Trabalho baseado em fatos – autonomia, criatividade e rumo

"O oposto de ser reativo não é proativo. É ser criativo", define Natalie Nixon, antropóloga e autora de The Creativity Leap: Unleash Curiosity, Improvisation, and Intuition at Work. "A pandemia causou uma explosão de criatividade e de potencial humano. Os engenheiros da indústria automotiva usaram scanners 3D e simulações computacionais para produzir respiradores em suas fábricas; os produtores de bebidas passaram a fazer álcool sanitário; e as costureiras trocaram os moldes para abastecer o mercado de máscaras e trajes médicos", exemplifica.

A crise sanitária trouxe dois desafios paralelos: fazer o que já tinha que ser feito; e fazer o que nunca foi feito. Além de manter a continuidade das operações, empresas de vários setores não podiam parar projetos como adequação à LGPD e outras iniciativas complexas e inadiáveis. Se já não é fácil manter a execução desses projetos em meio à reorganização do trabalho, mais desafiador ainda é lidar com demandas com escopo, recursos, prazos e objetivos em constante transformação.

A mudança brusca, que transformou "tendências" em fatos, não se restringe ao modelo de trabalho e colaboração interno.

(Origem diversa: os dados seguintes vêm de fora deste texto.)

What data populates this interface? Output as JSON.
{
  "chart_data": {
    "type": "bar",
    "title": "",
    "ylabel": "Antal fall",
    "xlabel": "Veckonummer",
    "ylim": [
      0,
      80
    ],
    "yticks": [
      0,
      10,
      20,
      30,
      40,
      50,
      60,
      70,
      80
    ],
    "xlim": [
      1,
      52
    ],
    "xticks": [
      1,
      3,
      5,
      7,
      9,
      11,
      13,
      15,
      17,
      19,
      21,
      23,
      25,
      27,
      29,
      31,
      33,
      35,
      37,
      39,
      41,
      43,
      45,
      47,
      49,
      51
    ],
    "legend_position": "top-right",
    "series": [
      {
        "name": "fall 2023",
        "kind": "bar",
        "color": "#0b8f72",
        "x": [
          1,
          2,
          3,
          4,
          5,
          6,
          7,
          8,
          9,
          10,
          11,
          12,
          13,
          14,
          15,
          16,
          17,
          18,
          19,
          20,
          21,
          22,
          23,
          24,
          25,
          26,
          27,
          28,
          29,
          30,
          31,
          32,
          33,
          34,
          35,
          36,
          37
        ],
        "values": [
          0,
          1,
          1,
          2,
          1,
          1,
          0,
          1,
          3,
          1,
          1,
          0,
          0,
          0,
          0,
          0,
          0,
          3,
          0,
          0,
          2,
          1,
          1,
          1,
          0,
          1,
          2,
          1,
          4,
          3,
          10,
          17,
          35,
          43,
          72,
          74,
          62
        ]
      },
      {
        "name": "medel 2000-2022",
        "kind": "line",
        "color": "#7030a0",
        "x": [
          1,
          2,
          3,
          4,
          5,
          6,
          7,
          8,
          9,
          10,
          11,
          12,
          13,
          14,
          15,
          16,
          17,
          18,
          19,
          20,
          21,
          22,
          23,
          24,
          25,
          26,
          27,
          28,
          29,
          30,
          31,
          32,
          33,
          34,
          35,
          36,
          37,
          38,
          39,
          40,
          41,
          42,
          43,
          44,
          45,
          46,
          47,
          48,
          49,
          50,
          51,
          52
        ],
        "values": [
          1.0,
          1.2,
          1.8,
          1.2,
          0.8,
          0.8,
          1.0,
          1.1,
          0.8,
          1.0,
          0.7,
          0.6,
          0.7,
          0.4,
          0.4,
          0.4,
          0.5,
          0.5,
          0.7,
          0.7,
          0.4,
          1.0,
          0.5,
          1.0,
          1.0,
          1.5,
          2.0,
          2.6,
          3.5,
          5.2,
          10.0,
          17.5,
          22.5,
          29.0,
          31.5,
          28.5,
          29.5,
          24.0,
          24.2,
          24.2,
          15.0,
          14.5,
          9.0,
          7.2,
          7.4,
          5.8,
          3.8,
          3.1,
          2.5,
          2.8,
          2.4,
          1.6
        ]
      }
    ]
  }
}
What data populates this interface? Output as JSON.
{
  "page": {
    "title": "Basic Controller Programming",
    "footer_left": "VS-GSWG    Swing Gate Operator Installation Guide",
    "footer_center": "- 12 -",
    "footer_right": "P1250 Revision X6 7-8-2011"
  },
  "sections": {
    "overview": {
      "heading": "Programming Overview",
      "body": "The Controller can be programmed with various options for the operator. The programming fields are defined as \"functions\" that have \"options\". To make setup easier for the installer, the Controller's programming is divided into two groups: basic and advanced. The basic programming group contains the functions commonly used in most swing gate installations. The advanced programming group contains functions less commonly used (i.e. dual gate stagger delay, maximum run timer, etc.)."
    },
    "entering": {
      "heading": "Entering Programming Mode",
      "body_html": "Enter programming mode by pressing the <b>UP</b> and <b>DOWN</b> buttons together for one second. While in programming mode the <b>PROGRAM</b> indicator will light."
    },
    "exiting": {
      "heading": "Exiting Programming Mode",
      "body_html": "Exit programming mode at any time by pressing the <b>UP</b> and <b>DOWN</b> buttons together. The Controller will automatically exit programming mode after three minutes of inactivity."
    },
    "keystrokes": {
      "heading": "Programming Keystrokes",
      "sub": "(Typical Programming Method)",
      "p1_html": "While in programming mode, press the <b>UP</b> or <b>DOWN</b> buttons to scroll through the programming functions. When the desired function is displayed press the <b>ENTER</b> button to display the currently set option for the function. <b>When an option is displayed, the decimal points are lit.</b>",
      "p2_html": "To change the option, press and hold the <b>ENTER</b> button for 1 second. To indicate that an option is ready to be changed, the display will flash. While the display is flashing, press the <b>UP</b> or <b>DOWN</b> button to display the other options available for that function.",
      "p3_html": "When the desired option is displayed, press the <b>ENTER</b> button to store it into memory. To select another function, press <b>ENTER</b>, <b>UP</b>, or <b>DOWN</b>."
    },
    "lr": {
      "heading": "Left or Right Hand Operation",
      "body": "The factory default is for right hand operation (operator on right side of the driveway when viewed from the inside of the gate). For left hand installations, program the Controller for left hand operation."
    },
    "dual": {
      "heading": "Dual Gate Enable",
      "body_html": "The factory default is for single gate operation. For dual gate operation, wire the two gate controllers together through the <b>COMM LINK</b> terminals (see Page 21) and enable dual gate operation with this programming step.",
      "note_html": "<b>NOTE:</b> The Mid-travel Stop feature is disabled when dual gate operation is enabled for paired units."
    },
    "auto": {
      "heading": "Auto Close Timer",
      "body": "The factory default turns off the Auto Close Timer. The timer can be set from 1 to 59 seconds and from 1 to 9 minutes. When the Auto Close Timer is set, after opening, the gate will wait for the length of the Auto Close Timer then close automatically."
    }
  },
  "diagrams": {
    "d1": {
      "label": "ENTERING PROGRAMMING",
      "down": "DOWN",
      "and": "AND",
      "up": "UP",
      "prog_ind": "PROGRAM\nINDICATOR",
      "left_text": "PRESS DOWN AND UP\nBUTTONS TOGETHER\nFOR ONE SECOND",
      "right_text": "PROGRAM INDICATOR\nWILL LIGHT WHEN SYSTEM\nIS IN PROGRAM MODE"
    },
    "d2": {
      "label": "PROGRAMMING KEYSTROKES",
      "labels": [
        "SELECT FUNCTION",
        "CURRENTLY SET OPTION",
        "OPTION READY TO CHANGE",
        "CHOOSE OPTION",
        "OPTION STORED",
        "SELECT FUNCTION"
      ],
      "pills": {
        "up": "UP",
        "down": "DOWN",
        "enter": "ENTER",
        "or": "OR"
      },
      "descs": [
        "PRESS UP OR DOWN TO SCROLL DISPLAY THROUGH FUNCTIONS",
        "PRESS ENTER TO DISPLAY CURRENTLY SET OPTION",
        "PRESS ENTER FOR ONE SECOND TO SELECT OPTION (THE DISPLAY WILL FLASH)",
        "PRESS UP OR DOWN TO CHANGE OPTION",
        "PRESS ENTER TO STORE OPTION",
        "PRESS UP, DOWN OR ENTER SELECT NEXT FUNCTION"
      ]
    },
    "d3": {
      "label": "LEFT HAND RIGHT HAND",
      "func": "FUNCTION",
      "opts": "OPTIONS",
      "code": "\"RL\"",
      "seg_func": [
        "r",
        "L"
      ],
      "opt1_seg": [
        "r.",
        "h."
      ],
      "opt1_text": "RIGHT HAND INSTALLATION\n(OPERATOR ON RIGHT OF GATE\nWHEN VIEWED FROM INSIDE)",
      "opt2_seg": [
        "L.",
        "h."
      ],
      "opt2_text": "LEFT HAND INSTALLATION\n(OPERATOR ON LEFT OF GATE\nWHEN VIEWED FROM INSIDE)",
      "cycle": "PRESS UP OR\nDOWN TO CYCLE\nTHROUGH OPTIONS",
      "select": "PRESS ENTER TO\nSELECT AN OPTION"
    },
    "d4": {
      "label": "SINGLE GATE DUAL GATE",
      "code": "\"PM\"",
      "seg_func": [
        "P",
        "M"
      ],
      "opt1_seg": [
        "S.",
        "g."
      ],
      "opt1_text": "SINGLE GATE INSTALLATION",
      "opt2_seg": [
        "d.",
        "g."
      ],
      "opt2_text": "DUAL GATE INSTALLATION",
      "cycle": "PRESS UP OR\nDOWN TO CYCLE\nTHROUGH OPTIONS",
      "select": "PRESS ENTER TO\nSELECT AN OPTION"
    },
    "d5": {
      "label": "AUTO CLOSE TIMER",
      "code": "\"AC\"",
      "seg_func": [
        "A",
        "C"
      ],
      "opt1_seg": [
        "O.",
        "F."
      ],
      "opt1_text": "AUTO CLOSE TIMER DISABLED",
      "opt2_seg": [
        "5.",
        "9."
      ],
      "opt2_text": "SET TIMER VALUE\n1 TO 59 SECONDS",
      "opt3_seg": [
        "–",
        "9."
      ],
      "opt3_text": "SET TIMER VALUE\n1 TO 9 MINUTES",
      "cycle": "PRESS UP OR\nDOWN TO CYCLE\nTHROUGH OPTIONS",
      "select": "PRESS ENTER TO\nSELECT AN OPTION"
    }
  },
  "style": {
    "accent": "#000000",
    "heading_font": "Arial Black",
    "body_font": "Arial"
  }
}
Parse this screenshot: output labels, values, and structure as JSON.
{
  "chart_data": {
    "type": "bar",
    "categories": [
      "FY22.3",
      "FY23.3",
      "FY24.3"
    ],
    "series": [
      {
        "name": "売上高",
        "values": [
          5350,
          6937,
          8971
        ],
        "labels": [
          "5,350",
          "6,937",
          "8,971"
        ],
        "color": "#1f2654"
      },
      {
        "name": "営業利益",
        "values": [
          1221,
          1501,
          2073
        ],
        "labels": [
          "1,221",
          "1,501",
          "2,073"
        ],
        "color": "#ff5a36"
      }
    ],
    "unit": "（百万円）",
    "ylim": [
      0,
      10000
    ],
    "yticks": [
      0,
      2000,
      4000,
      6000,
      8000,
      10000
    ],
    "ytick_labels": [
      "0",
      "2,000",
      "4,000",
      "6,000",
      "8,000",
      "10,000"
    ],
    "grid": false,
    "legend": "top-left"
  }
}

Na telemedicina, enquanto a TI dos hospitais escalava os acessos de dezenas a milhões, o regulador destravou as inovações. Empresas de comércio e serviços passaram a depender mais dos canais digitais, que por sua vez ganharam públicos mais amplos e diversificados. As demandas, expectativas e a própria permanência dos clientes, portanto, não se resolvem com contratos e projetos elaborados em contextos que não existem mais.

Para os protagonistas da Transformação Ágil, a conjuntura confirma dois de seus jargões: as necessidades prevalecem aos contratos; e dados são mais relevantes que opiniões e hierarquias (o que se acentua, quando nem os dados históricos dizem muito).
Os aspectos subjetivos também não são menos desafiadores nas organizações ágeis. O ser humano é o mesmo e neste momento todos compartilham incertezas. Isso muda o sentido da gestão de times. O product owner, por exemplo, precisa inovar seu mix de recursos de comunicação, design colaborativo e outras ferramentas. A clareza sobre a qualidade e experiência do cliente é hoje fundamental inclusive para o equilíbrio pessoal do colaborador. Os scrum masters ou agile coaches, por sua vez, passam a ter que atentar a questões como burn out.

A sustentabilidade do negócio, a transformação no trabalho e o bem-estar das pessoas são inquietações de quase todos, mas nem sempre interconectadas. Em termos mais ambiciosos, os gestores aprendem a inserir os aspectos pessoais nas atribuições de papéis e gestão de times. Todavia, só os conceitos básicos, praticados de forma genérica, já ajudam muito. Conseguir enxergar relevância, valor, ter feedback e objetivos acaba fazendo do trabalho uma parte dinâmica e positiva da vida.

Back office sem CEP

Embora as áreas de Software, em geral, tenham mais maturidade em modelos ágeis, o trabalho orientado às entregas, a gestão dinâmica de times e outras inovações já são familiares a profissionais de produtos, vendas, marketing e outras áreas tradicionalmente voltadas a projetos. As atividades de sustentação também tiveram que se transformar. Nesse sentido, um dos desafios enfrentados pelas áreas operacionais de muitas organizações tem sido profissionalizar as requisições e entregas de serviços.
Seja pela quarentena ou pela virtualização do escritório, a adoção ampla de ferramentas de Gestão de Serviços Empresariais (ESM), assim como a automação de processos, deve se aprofundar no "novo normal". Já vemos e podemos esperar usos criativos de recursos de IA e analytics.

Marcelo Lino, diretor de Vendas e Marketing LATAM na e-Core.